3 - Orties jumelles dark et trash

Une éphémère sensation de 2012, qui a certes légèrement débordé sur 2013. Les jumelles à l'origine du projet, Kincy et Antha, avaient l'habitude de déclarer : «Si on n'avait pas fait Orties, on se serait butées.» La mort, la défonce, le sexe sont au centre de leur rap electro-dark que l'on peut résumer dans cette phrase : «Je m'en fous du 69 /Je veux juste du 666», entendue au détour d'un de leurs morceaux phares à l'allure de manifeste féministe, Plus putes que toutes les putes. Dans l'étrange clip kitsch et trash (mais tourné à Etretat…) Soif de toi, elles se font asperger d'un liquide blanchâtre tout en déclamant : «Fais-moi la mort.» Toujours la même obsession. «Orties nique tous tes copains» était le slogan du duo. Quelques années après, on a plutôt l'impression qu'elles se sont surtout niquées elles-mêmes.

4 - Amanda Palmer pose politique

Parmi toutes les jeunes femmes citées ici, l'Américaine Amanda Palmer est peut-être la plus proche descendante de Nina. Au sein du groupe cabaret-punk The Dresden Dolls, puis aujourd'hui en solo, Palmer crie fort des idées qui ne plaisent pas à tous.
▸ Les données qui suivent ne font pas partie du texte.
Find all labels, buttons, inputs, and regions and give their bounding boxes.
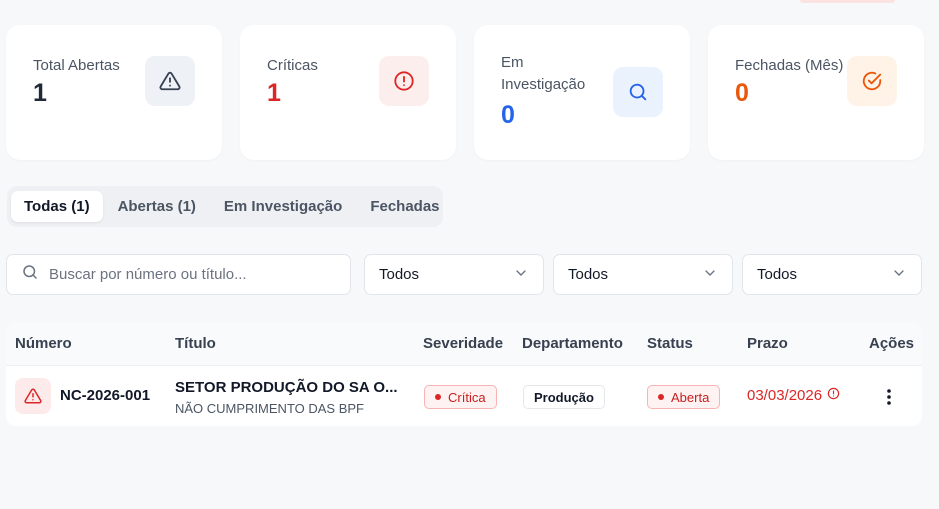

De ses réflexions sur l'industrie de la musique - elle a engrangé beaucoup d'argent grâce au financement participatif - à sa bisexualité proclamée, en passant par un certain goût pour la nudité libératrice et revendicatrice, sa pilosité et son féminisme radicalement pro-sexe, elle est ce qu'on appelle en anglais un free spirit. Les concerts des Dresden Dolls - de vraies performances empruntant aux disciplines du cirque - et le look excentrique de l'Américaine - à mi-chemin entre le punk et John Waters - en font une Hagen des temps modernes.

5 - Miley Cyrus petite mature

On avait d'abord pensé que Miley Cyrus n'était que poupée, déshabillée par un marionnettiste - probablement vieux, blanc et bedonnant - de l'industrie du disque. Puis les prises de risque ont suivi les provocations faciles. Aux joints sur scène, clip exhibitionniste réalisé par papy Terry Richardson et mimes de coït devant la caméra, ont succédé des prises de position féministes et des choix de carrière étonnants. Qui aurait pensé en voyant la jeune femme lécher lascivement un marteau qu'elle sortirait deux ans plus tard un album (Miley Cyrus & Her Dead Petz) presque entièrement chapeauté par Wayne Coyne des Flaming Lips ? Un disque qu'elle défendra sur scène aux MTV Video Music Awards accompagnée d'une trentaine de drag-queens flamboyantes. C'est ce qu'on appelle un suicide commercial plein de panache.